The government yesterday spelled out a "bill of rights" for 2.2 million elderly people living in nursing homes, and warned that it will cut off Medicare and Medicaid payments to non-complying facilities.
About half of the $16 billion a year spent for nursing home care comes from the federal or state payments under the Medicaid program for the poor and from the federal Medicare program for the elderly.
Nathan Stark, under secretary of Health and Human Services, said strong protective regulations are needed because some nursing homes:
Use excessive physical force or excessive drugs to keep residents quiet;
Force patients to buy toothpaste and similar supplies at inflated price from the nursing hom drugstore;
Refuse to respect residents' dietary preferences, deny reasonable visiting hours to relatives and friends, or deny the right to hang pictures of relatives on walls.
Stark said the proposed regulations, which will be made final after hearings, would spell out patients' rights on these and other matters and be "a major step toward ending the impersonality, indifference and isolation that characterize life in some nursing homes."
HHS estimated that putting the regulations into effect will cost about $80 million a year, but the National Council of Health Centers, which represents privately owned homes, said the cost would be closer to $1 billion.
The council said it didn't object to upgrading patients' rights, but other features of the regulations, like requiring a complete assessment of each patient's "medical, physical and psychosocial needs" and "specific treatment goals and timetables," would be immensely costly and strain the available personnel supply.
In a milder comment, the American Health Care Association, which represents 7,500 nursing homes, said it is concerned with the costs and "certain provisions which would interfere with the professional judgement providers must exercise."
With the population aging rapidly, there has been a substantial growth (and more is expected) in the number of people living in nursing homes requiring skilled or intermediate level nursing care. A heavy portion of the cost is borne by Medicare and Medicaid, particularly Medicaid. The bill in some facilities may be $12,000 or more a year.
Stark said about 18,000 long-term care facilities take part in government nursing care programs. These facilities handle about 2.2 million patients -- some of them totally private but about 1.3 million having all or most of their costs paid by Medicare or Medicaid. The regulations would apply to all persons in a facility and protect the private patients as well as the government clients.

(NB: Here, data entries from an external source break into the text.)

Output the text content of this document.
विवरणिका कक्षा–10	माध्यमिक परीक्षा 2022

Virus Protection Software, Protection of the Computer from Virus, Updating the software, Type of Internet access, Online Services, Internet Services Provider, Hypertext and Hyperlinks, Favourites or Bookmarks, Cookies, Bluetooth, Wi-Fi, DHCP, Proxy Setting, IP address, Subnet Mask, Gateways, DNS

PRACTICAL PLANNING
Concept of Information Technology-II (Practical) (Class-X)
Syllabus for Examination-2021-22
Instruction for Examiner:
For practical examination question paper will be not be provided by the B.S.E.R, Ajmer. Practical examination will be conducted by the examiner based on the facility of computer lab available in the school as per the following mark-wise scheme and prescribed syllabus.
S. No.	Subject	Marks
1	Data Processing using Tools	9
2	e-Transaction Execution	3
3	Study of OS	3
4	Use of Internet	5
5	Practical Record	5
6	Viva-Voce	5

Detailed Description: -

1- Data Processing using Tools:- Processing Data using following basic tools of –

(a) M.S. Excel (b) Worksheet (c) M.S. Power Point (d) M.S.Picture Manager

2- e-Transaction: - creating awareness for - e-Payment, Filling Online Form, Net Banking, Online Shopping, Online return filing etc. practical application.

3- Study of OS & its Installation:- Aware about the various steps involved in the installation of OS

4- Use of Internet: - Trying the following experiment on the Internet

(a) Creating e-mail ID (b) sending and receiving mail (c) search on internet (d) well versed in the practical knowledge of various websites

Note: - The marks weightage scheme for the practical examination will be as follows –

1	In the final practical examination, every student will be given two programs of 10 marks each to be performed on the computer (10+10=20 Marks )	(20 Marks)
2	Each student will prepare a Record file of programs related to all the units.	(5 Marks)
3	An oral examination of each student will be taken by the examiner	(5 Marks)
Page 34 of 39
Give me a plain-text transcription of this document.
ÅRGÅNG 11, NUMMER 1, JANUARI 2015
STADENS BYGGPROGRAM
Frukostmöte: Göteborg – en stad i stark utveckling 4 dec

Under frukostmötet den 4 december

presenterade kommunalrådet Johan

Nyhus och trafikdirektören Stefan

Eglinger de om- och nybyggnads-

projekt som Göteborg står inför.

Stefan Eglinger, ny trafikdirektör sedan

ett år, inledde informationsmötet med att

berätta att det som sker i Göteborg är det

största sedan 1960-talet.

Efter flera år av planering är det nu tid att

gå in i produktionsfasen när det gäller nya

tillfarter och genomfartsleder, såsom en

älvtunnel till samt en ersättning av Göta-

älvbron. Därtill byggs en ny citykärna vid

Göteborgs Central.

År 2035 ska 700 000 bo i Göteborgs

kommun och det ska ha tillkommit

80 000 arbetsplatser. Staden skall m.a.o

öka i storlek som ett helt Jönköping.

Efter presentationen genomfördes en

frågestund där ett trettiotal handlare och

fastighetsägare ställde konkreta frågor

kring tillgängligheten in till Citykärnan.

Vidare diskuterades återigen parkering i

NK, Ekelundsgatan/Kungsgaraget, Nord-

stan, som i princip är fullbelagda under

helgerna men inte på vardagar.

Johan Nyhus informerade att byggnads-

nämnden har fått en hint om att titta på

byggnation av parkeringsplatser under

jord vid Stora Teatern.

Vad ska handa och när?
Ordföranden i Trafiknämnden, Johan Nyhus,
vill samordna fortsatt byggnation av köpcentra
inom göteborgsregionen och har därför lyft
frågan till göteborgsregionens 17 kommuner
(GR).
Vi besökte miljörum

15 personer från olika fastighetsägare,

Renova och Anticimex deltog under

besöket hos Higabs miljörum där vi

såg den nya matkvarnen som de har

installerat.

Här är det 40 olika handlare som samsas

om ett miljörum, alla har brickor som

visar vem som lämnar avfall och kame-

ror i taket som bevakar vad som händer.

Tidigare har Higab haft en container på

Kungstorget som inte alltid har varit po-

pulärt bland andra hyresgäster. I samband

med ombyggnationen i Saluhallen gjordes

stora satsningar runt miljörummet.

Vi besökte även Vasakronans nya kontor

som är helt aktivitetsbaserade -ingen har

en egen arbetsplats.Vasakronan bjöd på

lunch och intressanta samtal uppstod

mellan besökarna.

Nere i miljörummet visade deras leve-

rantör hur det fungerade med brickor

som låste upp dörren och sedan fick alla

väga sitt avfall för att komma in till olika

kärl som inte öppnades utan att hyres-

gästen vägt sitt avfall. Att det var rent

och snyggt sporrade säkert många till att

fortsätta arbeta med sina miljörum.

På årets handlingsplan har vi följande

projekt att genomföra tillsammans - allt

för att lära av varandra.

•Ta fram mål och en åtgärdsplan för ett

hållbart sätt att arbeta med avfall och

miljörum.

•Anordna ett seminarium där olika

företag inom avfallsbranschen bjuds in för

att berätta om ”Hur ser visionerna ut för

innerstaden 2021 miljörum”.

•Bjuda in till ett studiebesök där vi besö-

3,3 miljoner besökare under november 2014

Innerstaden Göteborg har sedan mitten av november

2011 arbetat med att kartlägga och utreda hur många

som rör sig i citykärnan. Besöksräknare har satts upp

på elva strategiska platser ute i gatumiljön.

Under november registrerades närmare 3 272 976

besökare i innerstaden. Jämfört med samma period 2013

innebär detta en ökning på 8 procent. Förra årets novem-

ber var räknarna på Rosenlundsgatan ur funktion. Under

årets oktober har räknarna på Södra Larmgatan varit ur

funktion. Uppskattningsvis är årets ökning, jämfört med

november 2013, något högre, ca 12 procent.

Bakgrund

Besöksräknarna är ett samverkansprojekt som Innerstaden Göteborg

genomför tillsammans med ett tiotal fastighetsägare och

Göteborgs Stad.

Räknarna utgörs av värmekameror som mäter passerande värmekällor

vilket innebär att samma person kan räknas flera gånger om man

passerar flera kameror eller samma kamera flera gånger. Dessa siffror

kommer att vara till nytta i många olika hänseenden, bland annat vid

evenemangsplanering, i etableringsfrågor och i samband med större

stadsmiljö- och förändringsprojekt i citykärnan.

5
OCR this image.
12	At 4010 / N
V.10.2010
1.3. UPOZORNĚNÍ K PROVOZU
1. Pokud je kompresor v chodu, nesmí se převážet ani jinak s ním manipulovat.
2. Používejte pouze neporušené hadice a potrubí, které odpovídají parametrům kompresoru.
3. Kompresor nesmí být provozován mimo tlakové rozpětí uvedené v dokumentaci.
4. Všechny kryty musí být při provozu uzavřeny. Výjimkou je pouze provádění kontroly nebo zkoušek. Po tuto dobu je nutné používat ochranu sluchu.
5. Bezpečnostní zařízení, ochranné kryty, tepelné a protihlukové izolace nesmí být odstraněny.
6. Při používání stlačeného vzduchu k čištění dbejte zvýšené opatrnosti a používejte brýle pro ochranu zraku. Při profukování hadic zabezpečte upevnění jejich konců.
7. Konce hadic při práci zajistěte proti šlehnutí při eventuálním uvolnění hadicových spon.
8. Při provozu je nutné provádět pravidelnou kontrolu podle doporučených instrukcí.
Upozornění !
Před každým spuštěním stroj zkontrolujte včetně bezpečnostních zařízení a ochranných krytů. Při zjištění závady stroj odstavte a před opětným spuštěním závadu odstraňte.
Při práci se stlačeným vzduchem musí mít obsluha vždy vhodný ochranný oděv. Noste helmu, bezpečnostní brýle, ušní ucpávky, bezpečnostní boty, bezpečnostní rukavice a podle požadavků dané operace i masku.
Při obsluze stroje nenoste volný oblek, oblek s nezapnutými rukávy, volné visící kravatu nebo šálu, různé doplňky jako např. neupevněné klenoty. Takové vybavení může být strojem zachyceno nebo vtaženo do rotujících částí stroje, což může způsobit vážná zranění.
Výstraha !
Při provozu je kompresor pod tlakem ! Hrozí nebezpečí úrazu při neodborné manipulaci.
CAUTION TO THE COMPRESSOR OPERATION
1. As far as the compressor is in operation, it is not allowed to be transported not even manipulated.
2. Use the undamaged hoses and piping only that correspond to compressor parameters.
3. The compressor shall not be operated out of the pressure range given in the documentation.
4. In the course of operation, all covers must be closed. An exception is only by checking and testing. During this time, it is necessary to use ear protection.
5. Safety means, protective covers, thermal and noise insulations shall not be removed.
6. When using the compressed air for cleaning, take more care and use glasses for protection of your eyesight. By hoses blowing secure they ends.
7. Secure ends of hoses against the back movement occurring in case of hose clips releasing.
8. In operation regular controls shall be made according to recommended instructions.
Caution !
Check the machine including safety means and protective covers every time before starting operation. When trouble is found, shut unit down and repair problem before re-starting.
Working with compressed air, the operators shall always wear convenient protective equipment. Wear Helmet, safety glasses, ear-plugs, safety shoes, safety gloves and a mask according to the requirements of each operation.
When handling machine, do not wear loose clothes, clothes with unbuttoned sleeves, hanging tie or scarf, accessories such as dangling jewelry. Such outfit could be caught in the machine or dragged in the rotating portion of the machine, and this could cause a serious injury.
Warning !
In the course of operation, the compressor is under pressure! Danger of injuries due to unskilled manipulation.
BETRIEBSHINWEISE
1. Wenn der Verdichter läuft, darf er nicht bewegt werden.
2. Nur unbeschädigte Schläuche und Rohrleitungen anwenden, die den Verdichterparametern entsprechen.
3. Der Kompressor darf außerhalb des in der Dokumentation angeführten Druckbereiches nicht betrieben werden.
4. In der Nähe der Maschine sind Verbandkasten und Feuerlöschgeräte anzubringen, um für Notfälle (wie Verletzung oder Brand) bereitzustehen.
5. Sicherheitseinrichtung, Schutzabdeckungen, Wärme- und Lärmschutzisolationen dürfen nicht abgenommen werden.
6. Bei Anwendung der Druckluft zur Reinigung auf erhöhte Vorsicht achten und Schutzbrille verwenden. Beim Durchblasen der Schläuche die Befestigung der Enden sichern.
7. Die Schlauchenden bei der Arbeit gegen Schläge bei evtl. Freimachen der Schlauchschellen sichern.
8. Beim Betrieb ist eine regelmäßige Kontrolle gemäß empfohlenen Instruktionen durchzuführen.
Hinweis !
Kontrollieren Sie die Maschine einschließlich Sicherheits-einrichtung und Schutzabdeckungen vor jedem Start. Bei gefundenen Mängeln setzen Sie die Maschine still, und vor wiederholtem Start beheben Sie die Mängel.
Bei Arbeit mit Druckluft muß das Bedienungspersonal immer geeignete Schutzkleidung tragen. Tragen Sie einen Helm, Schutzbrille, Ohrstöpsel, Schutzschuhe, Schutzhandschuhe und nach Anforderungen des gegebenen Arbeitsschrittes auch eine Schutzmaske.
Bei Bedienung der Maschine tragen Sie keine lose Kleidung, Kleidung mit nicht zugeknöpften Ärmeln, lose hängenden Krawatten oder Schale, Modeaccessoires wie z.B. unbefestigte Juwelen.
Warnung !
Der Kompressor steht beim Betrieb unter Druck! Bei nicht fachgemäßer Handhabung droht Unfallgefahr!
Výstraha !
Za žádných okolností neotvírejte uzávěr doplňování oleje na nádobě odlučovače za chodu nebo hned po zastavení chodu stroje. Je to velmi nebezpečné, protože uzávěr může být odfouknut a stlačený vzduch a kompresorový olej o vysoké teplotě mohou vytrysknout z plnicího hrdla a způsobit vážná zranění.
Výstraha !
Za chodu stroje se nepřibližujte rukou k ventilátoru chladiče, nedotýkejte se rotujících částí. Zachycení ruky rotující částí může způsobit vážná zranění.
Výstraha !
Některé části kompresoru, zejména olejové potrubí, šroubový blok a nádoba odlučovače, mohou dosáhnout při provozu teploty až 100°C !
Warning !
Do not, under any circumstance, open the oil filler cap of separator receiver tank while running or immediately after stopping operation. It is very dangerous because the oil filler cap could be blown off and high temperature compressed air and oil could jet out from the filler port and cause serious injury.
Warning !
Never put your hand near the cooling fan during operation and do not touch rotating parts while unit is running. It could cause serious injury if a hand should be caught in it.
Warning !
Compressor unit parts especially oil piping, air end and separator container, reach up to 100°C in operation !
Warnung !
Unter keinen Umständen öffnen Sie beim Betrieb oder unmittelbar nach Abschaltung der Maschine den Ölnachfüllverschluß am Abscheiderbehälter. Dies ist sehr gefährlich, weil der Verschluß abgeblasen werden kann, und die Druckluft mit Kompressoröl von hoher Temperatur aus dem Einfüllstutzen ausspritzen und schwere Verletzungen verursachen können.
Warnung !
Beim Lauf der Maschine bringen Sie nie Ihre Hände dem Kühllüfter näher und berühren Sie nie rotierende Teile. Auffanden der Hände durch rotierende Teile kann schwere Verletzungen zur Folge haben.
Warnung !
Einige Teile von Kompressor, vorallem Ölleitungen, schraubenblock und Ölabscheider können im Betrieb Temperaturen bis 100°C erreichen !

Stark said the new regulations would specify the following rights: free association with other patients and visitors and sharing of a room with one's spouse; at least 12 hours of visiting time per day; access for ombudsmen; the right to form a patients' council; personal privacy, access to one's own records and the right to keep books and other prized possesions; the right to one's own physician and to information about one's condition; protection against involuntary transfers from room to room and unnecessary physical and chemical restraints; information on charges; reasonable accommodation of dietary preferences.